Stefan Roese wrote:
But you need to know what FLASH chips you are using in this case (Intel or AMD/Spansion). But you are right, they are not pin compatible, so it should be fixed for one board and your solution should be ok. The board config file just has to select CFG_FLASH_CFI_AMD_RESET is AMD/Spasion style flash chips are used.
Um - in the general case: no.
I do have boards where there are alternative (overlapping) footprints for either AMD or Intel flash roms, which are connected to the same chip select line, and both versions are in production - I think either Intel or AMD has an application note on how to do this in the PCB layout.
Also, having both alternatives on one board is not out of the question - AcTux-4 has a small 8-bit AMD bootflash, and a bigger 16-bit Intel flash on different chip selects. The AMD flash is non-CFI, but a CFI flash might be used in such a situation, which means a simple #define in the board config will not be sufficient.
the other option is to just not issue a reset ... when i looked at the kernel, it didnt seem to issue a reset in the cfi detection case
Yes, this is probably an even better solution, since we have here a chicken-egg-problem.

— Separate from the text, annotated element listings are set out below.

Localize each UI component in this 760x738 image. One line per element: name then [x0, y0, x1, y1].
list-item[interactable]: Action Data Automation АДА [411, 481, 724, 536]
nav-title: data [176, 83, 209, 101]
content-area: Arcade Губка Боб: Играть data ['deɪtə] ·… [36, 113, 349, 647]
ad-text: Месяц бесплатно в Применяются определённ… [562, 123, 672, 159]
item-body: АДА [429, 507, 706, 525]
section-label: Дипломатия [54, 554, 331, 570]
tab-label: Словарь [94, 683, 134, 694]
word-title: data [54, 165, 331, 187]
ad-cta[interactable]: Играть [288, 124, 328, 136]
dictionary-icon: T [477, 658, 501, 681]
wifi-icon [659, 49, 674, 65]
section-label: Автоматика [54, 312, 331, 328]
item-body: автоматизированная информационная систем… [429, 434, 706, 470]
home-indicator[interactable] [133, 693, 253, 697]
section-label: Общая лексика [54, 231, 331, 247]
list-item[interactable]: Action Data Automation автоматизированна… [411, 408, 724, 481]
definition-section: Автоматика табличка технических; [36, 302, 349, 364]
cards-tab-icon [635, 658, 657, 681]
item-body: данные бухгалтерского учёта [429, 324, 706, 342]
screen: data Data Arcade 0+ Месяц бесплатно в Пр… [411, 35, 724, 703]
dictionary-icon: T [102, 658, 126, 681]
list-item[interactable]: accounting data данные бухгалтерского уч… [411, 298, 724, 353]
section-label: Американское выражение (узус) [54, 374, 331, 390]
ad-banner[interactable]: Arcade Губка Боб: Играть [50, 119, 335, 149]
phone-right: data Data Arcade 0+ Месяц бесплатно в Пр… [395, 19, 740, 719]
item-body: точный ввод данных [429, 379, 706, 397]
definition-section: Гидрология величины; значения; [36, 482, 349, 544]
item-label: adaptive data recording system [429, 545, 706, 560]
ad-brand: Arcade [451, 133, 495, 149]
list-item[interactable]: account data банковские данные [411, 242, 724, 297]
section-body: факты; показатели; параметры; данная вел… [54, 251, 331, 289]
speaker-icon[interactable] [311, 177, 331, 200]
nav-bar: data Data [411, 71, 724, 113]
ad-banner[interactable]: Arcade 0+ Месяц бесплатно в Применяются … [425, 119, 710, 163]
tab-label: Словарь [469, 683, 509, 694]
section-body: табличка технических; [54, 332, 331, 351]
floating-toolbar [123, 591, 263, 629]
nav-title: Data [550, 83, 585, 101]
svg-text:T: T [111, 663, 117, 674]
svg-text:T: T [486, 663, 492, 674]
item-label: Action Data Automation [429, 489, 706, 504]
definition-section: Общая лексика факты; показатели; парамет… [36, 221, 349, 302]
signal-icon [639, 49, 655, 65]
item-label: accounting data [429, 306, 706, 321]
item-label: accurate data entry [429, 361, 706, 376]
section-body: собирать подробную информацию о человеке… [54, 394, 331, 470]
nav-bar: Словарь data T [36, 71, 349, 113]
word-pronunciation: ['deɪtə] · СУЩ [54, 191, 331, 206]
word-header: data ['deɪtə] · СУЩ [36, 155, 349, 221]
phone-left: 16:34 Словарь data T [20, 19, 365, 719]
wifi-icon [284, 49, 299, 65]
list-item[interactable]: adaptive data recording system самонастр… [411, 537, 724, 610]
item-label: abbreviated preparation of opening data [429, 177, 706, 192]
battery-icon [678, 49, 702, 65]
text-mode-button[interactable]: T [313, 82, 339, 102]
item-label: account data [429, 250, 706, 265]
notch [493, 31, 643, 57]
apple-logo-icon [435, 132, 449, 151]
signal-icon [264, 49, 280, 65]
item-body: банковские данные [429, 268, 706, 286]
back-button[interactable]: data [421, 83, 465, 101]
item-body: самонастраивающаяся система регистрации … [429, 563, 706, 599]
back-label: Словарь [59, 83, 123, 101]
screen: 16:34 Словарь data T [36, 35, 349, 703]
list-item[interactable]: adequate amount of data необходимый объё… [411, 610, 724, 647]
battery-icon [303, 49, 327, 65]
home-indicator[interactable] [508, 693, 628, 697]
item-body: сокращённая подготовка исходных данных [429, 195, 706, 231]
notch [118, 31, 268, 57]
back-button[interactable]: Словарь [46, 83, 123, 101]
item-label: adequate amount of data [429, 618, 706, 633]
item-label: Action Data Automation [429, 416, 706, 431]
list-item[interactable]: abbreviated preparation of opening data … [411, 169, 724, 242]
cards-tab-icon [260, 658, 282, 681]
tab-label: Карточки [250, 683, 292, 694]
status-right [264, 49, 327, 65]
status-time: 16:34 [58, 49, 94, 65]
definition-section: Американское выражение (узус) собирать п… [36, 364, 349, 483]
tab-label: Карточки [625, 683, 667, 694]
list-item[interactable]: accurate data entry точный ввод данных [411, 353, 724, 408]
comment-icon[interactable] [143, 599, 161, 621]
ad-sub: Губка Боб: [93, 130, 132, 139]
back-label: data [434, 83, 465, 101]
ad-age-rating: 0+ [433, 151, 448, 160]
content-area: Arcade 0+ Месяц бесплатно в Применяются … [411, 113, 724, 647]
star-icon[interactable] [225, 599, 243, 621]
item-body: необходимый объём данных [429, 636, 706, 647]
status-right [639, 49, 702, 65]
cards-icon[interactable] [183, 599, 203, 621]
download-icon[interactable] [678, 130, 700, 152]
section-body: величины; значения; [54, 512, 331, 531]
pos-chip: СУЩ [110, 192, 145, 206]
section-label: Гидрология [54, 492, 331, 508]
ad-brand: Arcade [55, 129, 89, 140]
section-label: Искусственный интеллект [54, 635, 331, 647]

This should work if the flash is correctly wired to a hardware reset, but there are flash roms which have no reset input. In general, on power-up this is no problem, but if some other part of the system (kernel or other application) leaves the flash in the middle of some command mode before jumping back to u-boot, we are in trouble.
The safest method would be to run the CFI query twice, once for each type of reset command.
However, I wonder if it would be possible to simply issue *both* reset commands - if the flash safely ignores the second (unknown) command, this should be fine, but it is relying on undocumented behaviour.